Sam Marlowe: I think, Captain Wiles, we're tangled up in a murder.
Capt. Wiles: Murder. If it's murder who dunnit?
Sam Marlowe: Who did it?
Capt. Wiles: That's what I say, whodunnit?
It's this kind of clever interchange that really gives the movie its playful spirit. After clinging to the edge of my couch during my screening of 'Rear Window' (it doesn't matter how many times I watch that movie I still get tense), 'The Trouble with Harry' was an unexpected but nice change of pace. Here Hitchcock shows that he's able to branch out and take on dark comedy as well as the next director.
The Blu-ray: Vital Disc Stats
Check the main hub page for the complete detail of the packaging of this set. Everything about it can be found there. For fun we've posted a picture of the section in the set created for 'The Trouble with Harry' so you can see what it looks like.
'Rear Window' looked great in high-def, but I think 'The Trouble with Harry' looks even better. This is a stellar looking 1080p transfer that showcases the beautiful on-location autumn landscapes.

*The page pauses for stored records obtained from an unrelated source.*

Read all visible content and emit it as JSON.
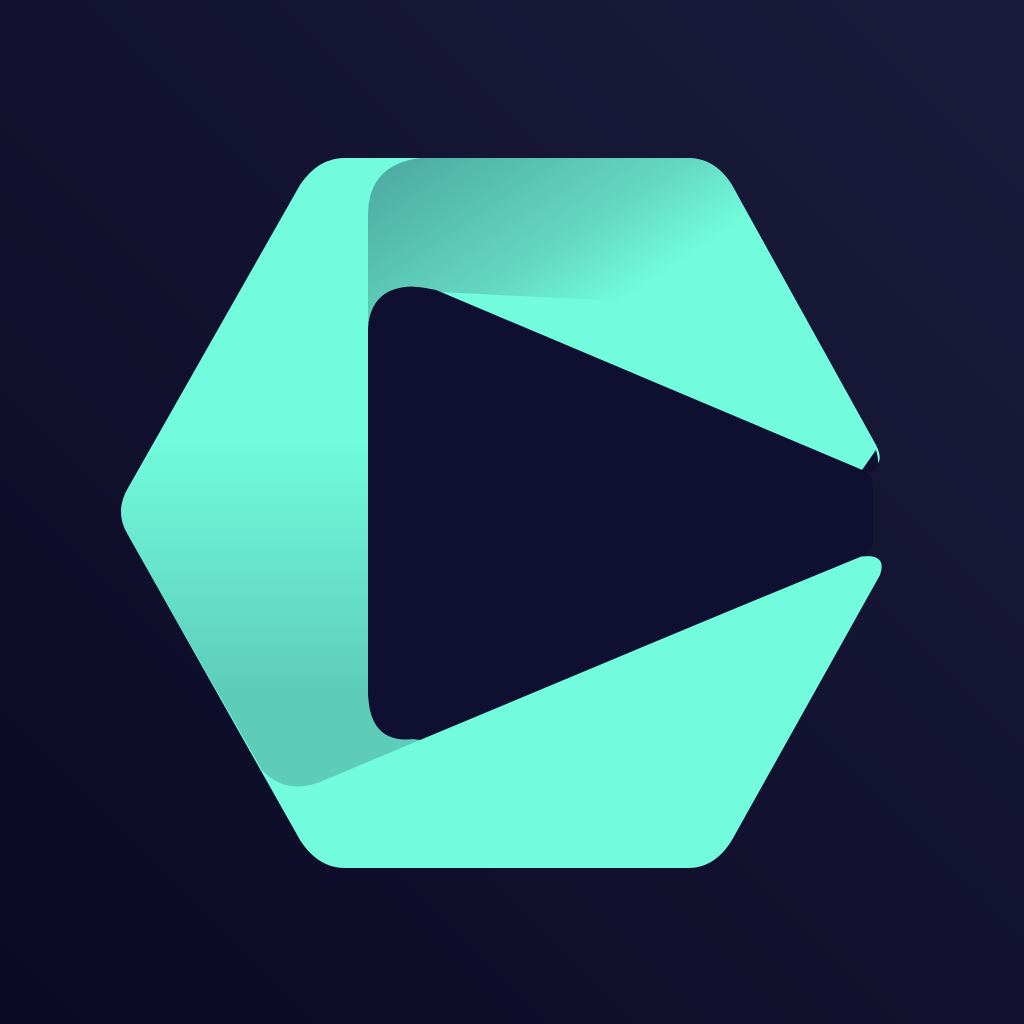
{
  "app_icon": {
    "name": "hexagon-play-logo-icon",
    "colors": {
      "background_light": "#1b1b3b",
      "background_dark": "#0a0a26",
      "accent": "#72fbdc",
      "accent_shadow": "#4ca79f",
      "cutout": "#0f0f31"
    }
  }
}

Right from the beginning, as the camera establishes that we're focusing in on a small rural town caught in the fiery colors of fall, this presentation really shines. The establishing shots of the autumn colored trees – fire reds, sun-drenched yellows, and burnt oranges – are magnificently clear and appear without a hint of film damage. In essence they look as pristine as anything shot on film today. Clarity is so well done that you can even see single leaves falling off of the trees in the background.
The fine detail continues to impress as faces are afforded great clarity. Close-ups reveal intricate facial features such as freckles and smile lines. Hair does appear a little matted at times during medium shots. There is one scene in particular where the Captain's overcoat varies in color shades from neon blue to navy blue depending on where he is on screen. However, his tweed hunting jacket shows great textual detail in the stitching.

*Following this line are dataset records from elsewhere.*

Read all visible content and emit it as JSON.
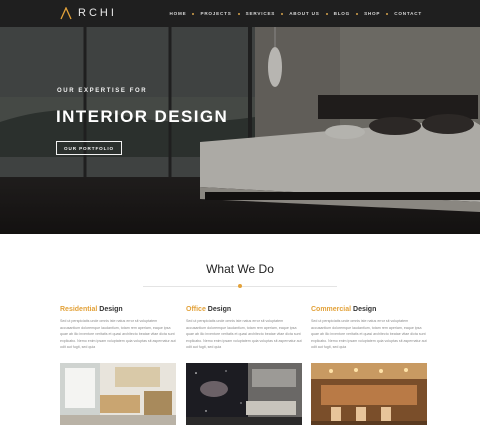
{
  "brand": {
    "name": "RCHI"
  },
  "nav": {
    "items": [
      "HOME",
      "PROJECTS",
      "SERVICES",
      "ABOUT US",
      "BLOG",
      "SHOP",
      "CONTACT"
    ]
  },
  "hero": {
    "eyebrow": "OUR EXPERTISE FOR",
    "title": "INTERIOR DESIGN",
    "button": "OUR PORTFOLIO"
  },
  "section": {
    "title": "What We Do"
  },
  "services": [
    {
      "accent": "Residential",
      "rest": " Design",
      "text": "Sed ut perspiciatis unde omnis iste natus error sit voluptatem accusantium doloremque laudantium, totam rem aperiam, eaque ipsa quae ab illo inventore veritatis et quasi architecto beatae vitae dicta sunt explicabo. Nemo enim ipsam voluptatem quia voluptas sit aspernatur aut odit aut fugit, sed quia"
    },
    {
      "accent": "Office",
      "rest": " Design",
      "text": "Sed ut perspiciatis unde omnis iste natus error sit voluptatem accusantium doloremque laudantium, totam rem aperiam, eaque ipsa quae ab illo inventore veritatis et quasi architecto beatae vitae dicta sunt explicabo. Nemo enim ipsam voluptatem quia voluptas sit aspernatur aut odit aut fugit, sed quia"
    },
    {
      "accent": "Commercial",
      "rest": " Design",
      "text": "Sed ut perspiciatis unde omnis iste natus error sit voluptatem accusantium doloremque laudantium, totam rem aperiam, eaque ipsa quae ab illo inventore veritatis et quasi architecto beatae vitae dicta sunt explicabo. Nemo enim ipsam voluptatem quia voluptas sit aspernatur aut odit aut fugit, sed quia"
    }
  ],
  "colors": {
    "accent": "#e3a23a",
    "navbar": "#1f1f1f"
  }
}
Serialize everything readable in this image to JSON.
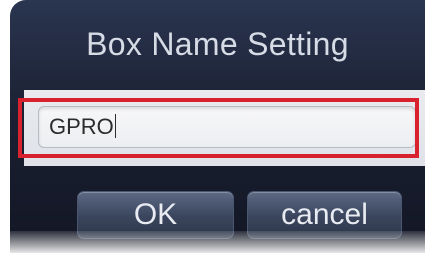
{
  "dialog": {
    "title": "Box Name Setting",
    "name_field": {
      "value": "GPRO"
    },
    "ok_label": "OK",
    "cancel_label": "cancel"
  },
  "colors": {
    "dialog_background": "#1b2133",
    "title_text": "#d6dbe6",
    "highlight_frame": "#d8232f",
    "button_text": "#e8ebf1"
  }
}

Rarely does film damage crop up in this one. It seems to be one of the cleanest transfers of the set. However, there doesn't appear to have been any overzealous use of DNR here. Fine grain is consistent and gives the film a nice rich, cinematic quality.
This is a very impressive presentation. The colors and the autumn-colored scenic landscapes are truly remarkable. Everyone should be happy with the way this one turned out.
The DTS-HD Master Audio 2.0 mix is engaging and performs with decent clarity. Opening the movie is Bernard Herrmann's quirky score that really hammers home with some fun whimsical music. The music is forceful, but not overbearing. It's treated wonderfully here, drawing you right into the movie and giving you an idea that this isn't going to be a normal Hitchcock adventure.
I was impressed with the clarity of the opening scene. There's a gunshot and then you hear voices. The gun shot clearly echoes, giving the mono track the brief illusion that it may be something more. The voice in the distance can be heard clearly. Then there is the fact that just about every piece of dialogue in this movie is delivered at a lightning quick pace. Therefore it was necessary that every single word be audible and understandable, which they are.
Overall, I've been fairly pleased with the lossless mono tracks provided to these movies. With the exception of a few instances in 'Rope,' these tracks have exhibited exceptional clarity and have turned out rather well considering their age.
'The Trouble with Harry' is a departure from the norm for Hitchcock, but it doesn't make it any less good. The movie's dark humor is always clever; however it never goes for the laugh-out-loud type of gags. Instead it's more reserved in its approach to comedy and it works here. With one of the best video presentations in the set and a decent audio mix to boot, 'The Trouble with Harry' happens to be one of the 'Masterpiece Collection's hidden surprises.